A follow-up test will be conducted. If the follow-up test is also positive, it means you are living with HIV (or HIV-positive).
If you had a rapid screening test, the testing site will arrange a follow-up test to make sure the screening test result was correct. If your blood was tested in a lab, the lab will conduct a follow-up test on the same sample.
It is important that you start medical care and begin HIV treatment as soon as you are diagnosed with HIV. Antiretroviral therapy or ART (taking medicine to treat HIV infection) is recommended for all people with HIV, regardless of how long they’ve had the virus or how healthy they are. HIV medicine works by lowering the amount of virus in your body to very low levels. HIV medicine can make the viral load so low that a test can’t detect it (called an undetectable viral load). HIV medicine slows the progression of HIV and helps protect your immune system. If you take HIV medicine as prescribed and get and keep an undetectable viral load, you can stay healthy for many years, and you have effectively no risk of transmitting HIV to an HIV-negative partner through sex.
If you have health insurance, your insurer is required to cover some medicines used to treat HIV. If you don’t have health insurance, or you’re unable to afford your co-pay or co-insurance amount, you may be eligible for government programs that can help through Medicaid, Medicare, the Ryan White HIV/AIDS Program, and community health centers.
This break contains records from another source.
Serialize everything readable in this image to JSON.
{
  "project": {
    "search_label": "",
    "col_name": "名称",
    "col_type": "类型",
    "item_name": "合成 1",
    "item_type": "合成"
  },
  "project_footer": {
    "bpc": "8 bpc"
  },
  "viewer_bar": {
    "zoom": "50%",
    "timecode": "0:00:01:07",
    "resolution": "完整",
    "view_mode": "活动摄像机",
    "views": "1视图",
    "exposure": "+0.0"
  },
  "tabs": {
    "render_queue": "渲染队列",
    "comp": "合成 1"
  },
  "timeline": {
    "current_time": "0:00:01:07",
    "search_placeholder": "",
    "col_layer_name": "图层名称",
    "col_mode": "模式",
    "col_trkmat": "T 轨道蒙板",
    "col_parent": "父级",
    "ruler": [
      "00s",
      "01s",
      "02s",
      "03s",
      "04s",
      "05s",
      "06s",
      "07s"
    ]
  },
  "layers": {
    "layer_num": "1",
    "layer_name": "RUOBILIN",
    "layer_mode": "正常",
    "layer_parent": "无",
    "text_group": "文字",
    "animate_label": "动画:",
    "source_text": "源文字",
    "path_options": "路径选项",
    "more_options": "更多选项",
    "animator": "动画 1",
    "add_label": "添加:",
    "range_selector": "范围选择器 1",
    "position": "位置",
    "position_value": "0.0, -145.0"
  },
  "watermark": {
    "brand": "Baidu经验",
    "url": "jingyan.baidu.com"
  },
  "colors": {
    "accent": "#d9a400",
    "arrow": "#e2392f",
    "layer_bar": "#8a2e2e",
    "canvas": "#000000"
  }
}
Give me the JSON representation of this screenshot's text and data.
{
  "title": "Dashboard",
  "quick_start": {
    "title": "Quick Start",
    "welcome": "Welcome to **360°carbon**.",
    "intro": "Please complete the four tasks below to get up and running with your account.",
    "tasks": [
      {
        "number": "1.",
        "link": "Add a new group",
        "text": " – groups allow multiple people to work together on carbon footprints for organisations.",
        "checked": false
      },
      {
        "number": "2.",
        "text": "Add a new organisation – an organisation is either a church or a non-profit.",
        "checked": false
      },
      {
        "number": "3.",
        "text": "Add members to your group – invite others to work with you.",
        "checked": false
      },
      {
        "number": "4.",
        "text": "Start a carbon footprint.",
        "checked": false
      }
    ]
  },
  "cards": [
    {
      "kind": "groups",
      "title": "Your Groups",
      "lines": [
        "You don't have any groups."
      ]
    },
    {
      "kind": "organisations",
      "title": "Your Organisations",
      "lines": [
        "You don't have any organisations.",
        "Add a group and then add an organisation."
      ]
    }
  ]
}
Your health care provider or local public health department can tell you where to get HIV treatment.
To lower your risk of transmitting HIV:
• Take HIV medicine (antiretroviral therapy or ART) as prescribed. If you take HIV medicine as prescribed and get and keep an undetectable viral load, you have effectively no risk of transmitting HIV to an HIV-negative partner through sex.
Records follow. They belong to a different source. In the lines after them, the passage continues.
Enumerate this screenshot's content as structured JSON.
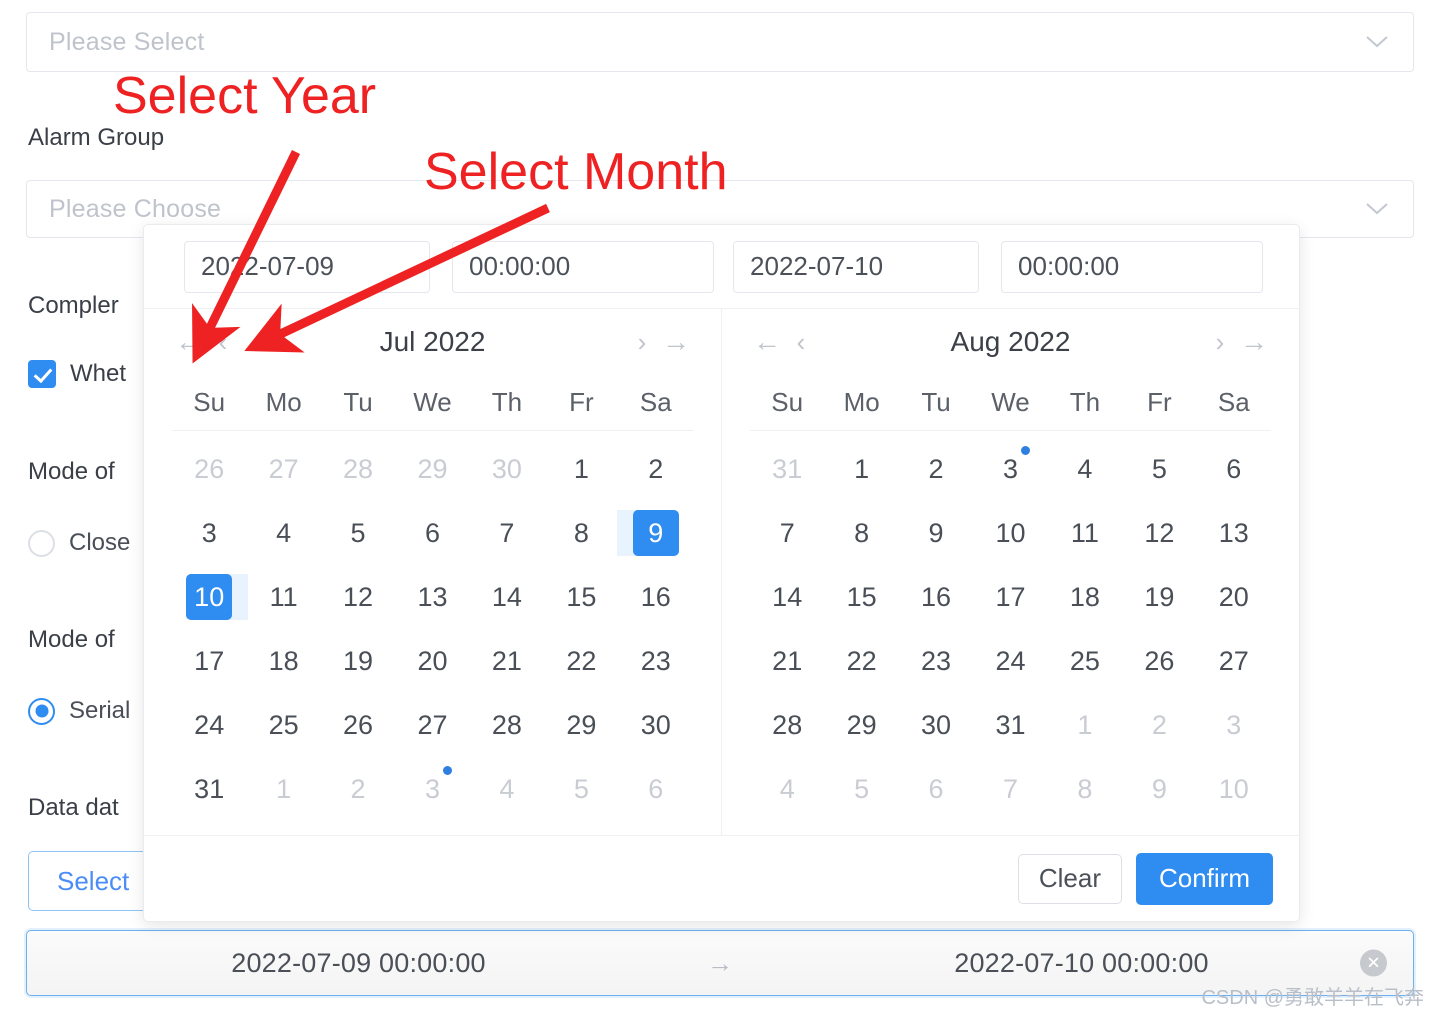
{
  "background_form": {
    "top_select": {
      "placeholder": "Please Select",
      "caret_icon": "chevron-down-icon"
    },
    "alarm_group_label": "Alarm Group",
    "alarm_group_select": {
      "placeholder": "Please Choose",
      "caret_icon": "chevron-down-icon"
    },
    "complete_label": "Compler",
    "whether_checkbox": {
      "label": "Whet",
      "checked": true
    },
    "mode_of_label_1": "Mode of",
    "close_radio": {
      "label": "Close",
      "selected": false
    },
    "mode_of_label_2": "Mode of",
    "serial_radio": {
      "label": "Serial",
      "selected": true
    },
    "data_date_label": "Data dat",
    "select_button_label": "Select"
  },
  "range_field": {
    "start_value": "2022-07-09 00:00:00",
    "end_value": "2022-07-10 00:00:00",
    "separator_icon": "arrow-right-icon",
    "clear_icon": "circle-close-icon",
    "clear_glyph": "✕"
  },
  "annotations": {
    "select_year": "Select Year",
    "select_month": "Select Month",
    "color": "#ee2222"
  },
  "picker": {
    "start_date_input": {
      "value": "2022-07-09"
    },
    "start_time_input": {
      "value": "00:00:00"
    },
    "end_date_input": {
      "value": "2022-07-10"
    },
    "end_time_input": {
      "value": "00:00:00"
    },
    "nav": {
      "prev_year": "←",
      "prev_month": "‹",
      "next_month": "›",
      "next_year": "→"
    },
    "left_calendar": {
      "title": "Jul 2022",
      "weekdays": [
        "Su",
        "Mo",
        "Tu",
        "We",
        "Th",
        "Fr",
        "Sa"
      ],
      "weeks": [
        [
          {
            "d": "26",
            "muted": true
          },
          {
            "d": "27",
            "muted": true
          },
          {
            "d": "28",
            "muted": true
          },
          {
            "d": "29",
            "muted": true
          },
          {
            "d": "30",
            "muted": true
          },
          {
            "d": "1"
          },
          {
            "d": "2"
          }
        ],
        [
          {
            "d": "3"
          },
          {
            "d": "4"
          },
          {
            "d": "5"
          },
          {
            "d": "6"
          },
          {
            "d": "7"
          },
          {
            "d": "8"
          },
          {
            "d": "9",
            "selected": true,
            "range": "end"
          }
        ],
        [
          {
            "d": "10",
            "selected": true,
            "range": "start"
          },
          {
            "d": "11"
          },
          {
            "d": "12"
          },
          {
            "d": "13"
          },
          {
            "d": "14"
          },
          {
            "d": "15"
          },
          {
            "d": "16"
          }
        ],
        [
          {
            "d": "17"
          },
          {
            "d": "18"
          },
          {
            "d": "19"
          },
          {
            "d": "20"
          },
          {
            "d": "21"
          },
          {
            "d": "22"
          },
          {
            "d": "23"
          }
        ],
        [
          {
            "d": "24"
          },
          {
            "d": "25"
          },
          {
            "d": "26"
          },
          {
            "d": "27"
          },
          {
            "d": "28"
          },
          {
            "d": "29"
          },
          {
            "d": "30"
          }
        ],
        [
          {
            "d": "31"
          },
          {
            "d": "1",
            "muted": true
          },
          {
            "d": "2",
            "muted": true
          },
          {
            "d": "3",
            "muted": true,
            "dot": true
          },
          {
            "d": "4",
            "muted": true
          },
          {
            "d": "5",
            "muted": true
          },
          {
            "d": "6",
            "muted": true
          }
        ]
      ]
    },
    "right_calendar": {
      "title": "Aug 2022",
      "weekdays": [
        "Su",
        "Mo",
        "Tu",
        "We",
        "Th",
        "Fr",
        "Sa"
      ],
      "weeks": [
        [
          {
            "d": "31",
            "muted": true
          },
          {
            "d": "1"
          },
          {
            "d": "2"
          },
          {
            "d": "3",
            "dot": true
          },
          {
            "d": "4"
          },
          {
            "d": "5"
          },
          {
            "d": "6"
          }
        ],
        [
          {
            "d": "7"
          },
          {
            "d": "8"
          },
          {
            "d": "9"
          },
          {
            "d": "10"
          },
          {
            "d": "11"
          },
          {
            "d": "12"
          },
          {
            "d": "13"
          }
        ],
        [
          {
            "d": "14"
          },
          {
            "d": "15"
          },
          {
            "d": "16"
          },
          {
            "d": "17"
          },
          {
            "d": "18"
          },
          {
            "d": "19"
          },
          {
            "d": "20"
          }
        ],
        [
          {
            "d": "21"
          },
          {
            "d": "22"
          },
          {
            "d": "23"
          },
          {
            "d": "24"
          },
          {
            "d": "25"
          },
          {
            "d": "26"
          },
          {
            "d": "27"
          }
        ],
        [
          {
            "d": "28"
          },
          {
            "d": "29"
          },
          {
            "d": "30"
          },
          {
            "d": "31"
          },
          {
            "d": "1",
            "muted": true
          },
          {
            "d": "2",
            "muted": true
          },
          {
            "d": "3",
            "muted": true
          }
        ],
        [
          {
            "d": "4",
            "muted": true
          },
          {
            "d": "5",
            "muted": true
          },
          {
            "d": "6",
            "muted": true
          },
          {
            "d": "7",
            "muted": true
          },
          {
            "d": "8",
            "muted": true
          },
          {
            "d": "9",
            "muted": true
          },
          {
            "d": "10",
            "muted": true
          }
        ]
      ]
    },
    "footer": {
      "clear_label": "Clear",
      "confirm_label": "Confirm"
    }
  },
  "watermark": "CSDN @勇敢羊羊在飞奔",
  "colors": {
    "accent": "#2f8cf0",
    "range_highlight": "#e9f3fe",
    "annotation_red": "#ee2222",
    "muted_text": "#c9ccd2"
  }
}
• Use condoms the right way every time you have sex. Learn the right way to use a male condom and female condom.
• If your partner is HIV-negative, encourage them to talk to their health care provider to see if taking daily medicine to prevent HIV (called pre-exposure prophylaxis, or PrEP) is right for them.
• If you think your partner might have been recently exposed to HIV—for example, if the condom breaks during sex and you aren’t virally suppressed—they should talk to a health care provider as soon as possible within the next 3 days (72 hours) about taking medicines (called post-exposure prophylaxis, or PEP) to prevent getting HIV.
• Get tested and treated for STDs and encourage your partner to do the same.
• Receiving a diagnosis of HIV can be a life-changing event. People can feel many emotions—sadness, hopelessness, or anger. Allied health care providers and social service providers, often available at your health care provider’s office, will have the tools to help you work through the early stages of your diagnosis and begin to manage your HIV.
• Talking to others who have HIV may also be helpful. Find a local HIV support group. Learn about how other people living with HIV have handled their diagnosis.